26 Haziran 2011 Pazar

Yaz Yazıları Bölüm 1: Düğünler

Merhaba blogumuz kış uykusundan yazlık yazılarla uyanıyor. E malum artık yaz mevsimindeyiz, yani bir anlamda düğün mevsimi (berbat gazete köşe yazısı girişi), mutluluğa giden bu yolda ben de bu yaz evlenecek genç çiftlere yardım olsun diye bu satırları yazıyorum. Ancak siz entellerin düğünlerinden bahsetmiyorum tabi. Siz Amerikan filmlerindeki gibi evleniyorsunuz ki bu inanılmaz sıkıcı. Zaten TV'de ne görseniz istiyosunuz. Neyse Hazırsanız başlayalım;


A) Düğün Orkestrası;
  



 Orkestra dediysek öyle aklınıza envai çeşit vurmalılar, üflemeliler, tuşlular gelmesin. Bizim ülkemizde (özellikle İç Anadolu'da) düğün orkestrası ekseriyetle iki kalemden oluşur. Org ve bağlama. Bu japonlar orgu bulduklarında içine hazır demo ritmler koyduklarında koca bir ülkenin kültürünü değiştireceklerini tahmin etmemişlerdir. Ama arkadaş bu kadar da kolaya kaçılmaz. Bağlamanın o dongdiri tınısının ıstırabına ise diyecek sözüm yok. Nota yok, usül yok, ses sonuna kadar açık... Öğlen başlayıp bitmek bilmeyen Ankara havaları. Yıllardır atım arap yıllardır caney caney. Neden gelişmiyor bu repertuar, neden orkestranın mesaisi bundan ibaret...

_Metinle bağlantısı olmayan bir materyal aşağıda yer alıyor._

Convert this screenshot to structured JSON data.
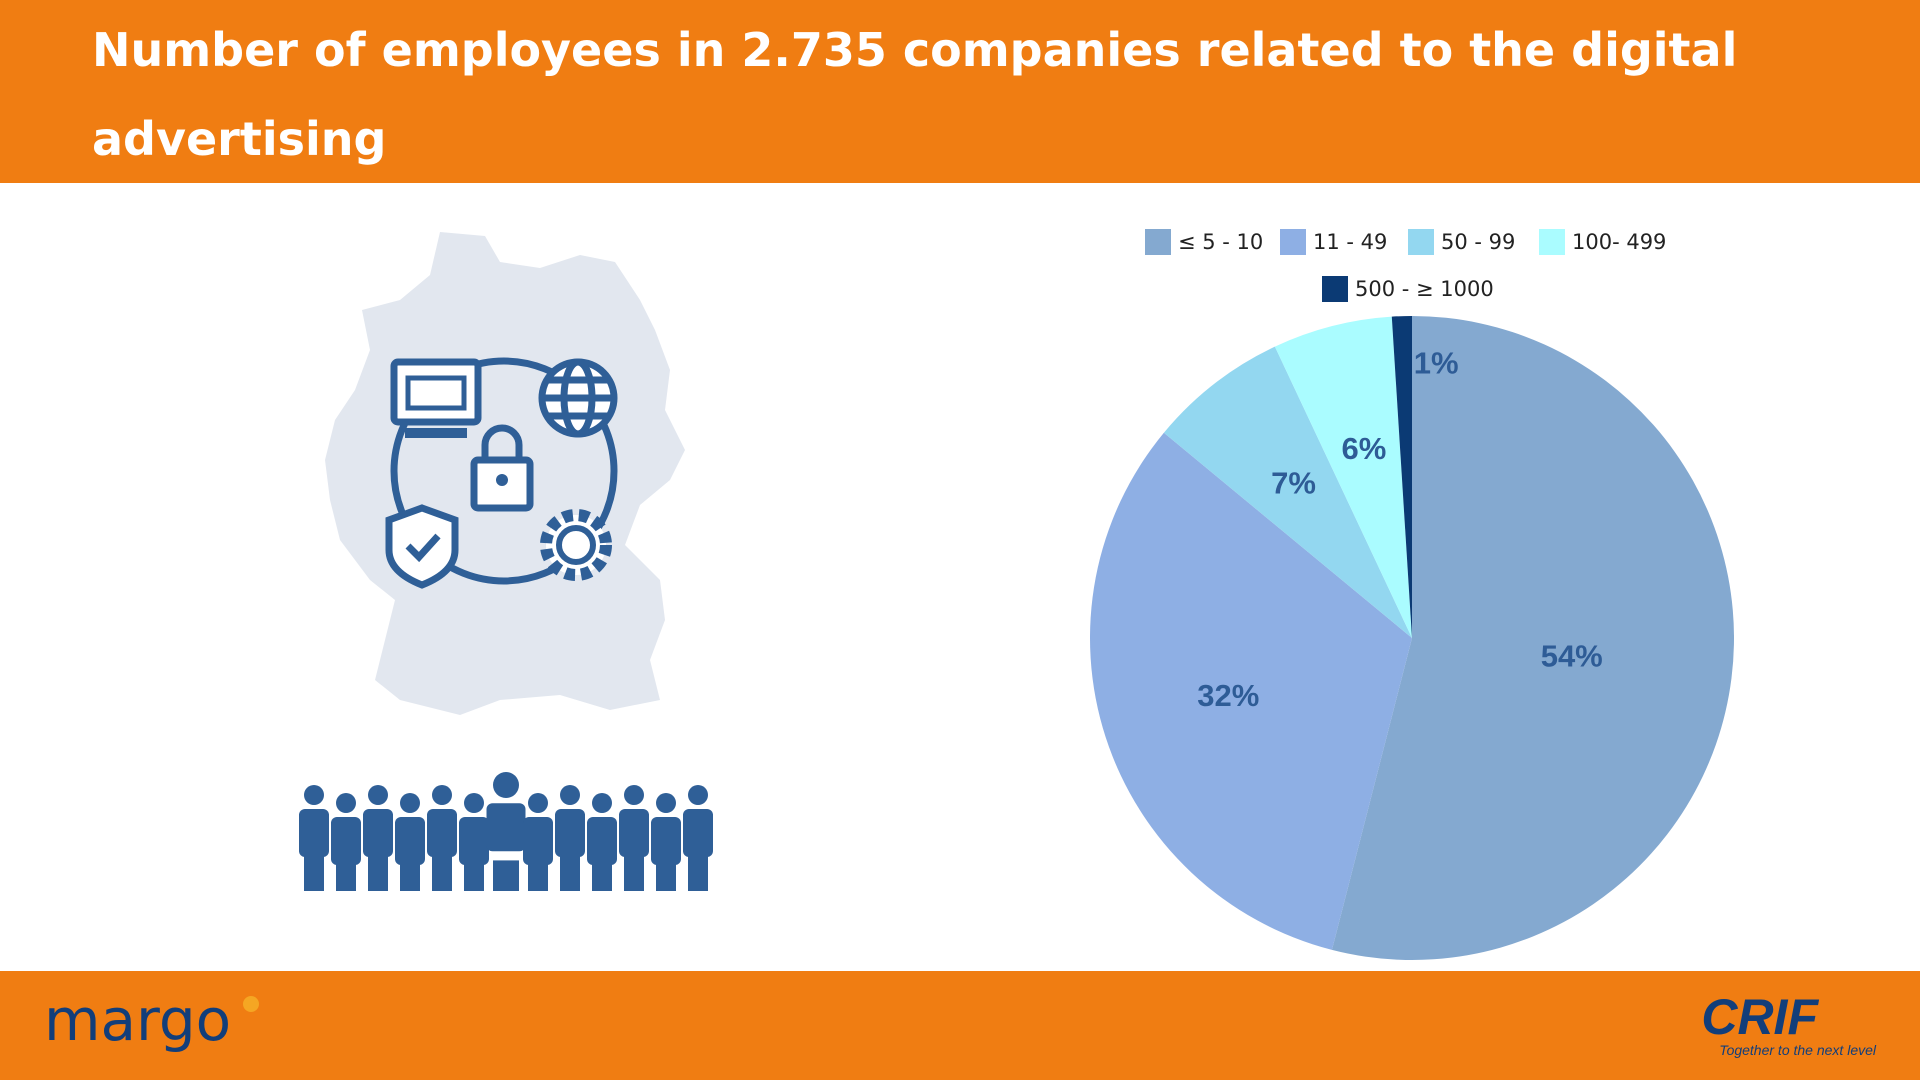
{
  "chart_data": {
    "type": "pie",
    "title": "Number of employees in 2.735 companies related to the digital advertising",
    "categories": [
      "≤ 5 - 10",
      "11 - 49",
      "50 - 99",
      "100- 499",
      "500 - ≥ 1000"
    ],
    "values": [
      54,
      32,
      7,
      6,
      1
    ],
    "value_labels": [
      "54%",
      "32%",
      "7%",
      "6%",
      "1%"
    ],
    "colors": [
      "#84a9d0",
      "#8eafe4",
      "#93d7f0",
      "#aafcff",
      "#0b3a74"
    ],
    "legend": "top"
  },
  "footer": {
    "left_logo": "margo",
    "right_logo": "CRIF",
    "tagline": "Together to the next level"
  }
}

Bir kere de Artvinli düğününe denk geldim ben. Onların durumu daha vahim. Salt tulumla katılımcılara eziyet. İlk 5 dakika farklı geliyo bak iyi geliyo... Sonrası tarifsiz bir eza, inanılmaz bir ceza... Ziviiiiy Ziviiiiy Ziviiiy (Elinizde yarım altınla 3 saat bunu dinlediğinizi düşünün).

B) Düğüne Gelen Bebeler;
  


Bunlar en şık katılımcılar. Neden bilmem küçük kızlar gelin gibi, oğlanlar damat gibi giydiriliyor. O erkek çocukların o hallerini görünce, böyle sanat filmindeki cüce mafyatik elemanlardan mürekkep bir ortama düşmüşün gibi hissediyorsun. Arkadaş Orta Anadolu'da nası bir üreme sistemi var biri bana açıklasın. Adamlar attığını vuruyor zaar. Her ailede 3-4 çocuk. Ortada koşturuyorlar falan. Gecenin sonunda en az bir tanesinin düşmeye bağlı travmadan ağzı burnu kanıyor. Düğün kana bulanıyor. Üstüne üstlük yaşı daha küçük bebekler var ki oy oy. Onlarla eğleniyor kitle. Ortada bebek yaşta denilebilecek bir bebe... Yürüyemiyor bile (şiir gibi gidiyor lan cümle) habire elleriyle yeri tuta tuta sağa sola sallanıyor herkes gülüyor. Allah ne diyeyim bilemiyorum.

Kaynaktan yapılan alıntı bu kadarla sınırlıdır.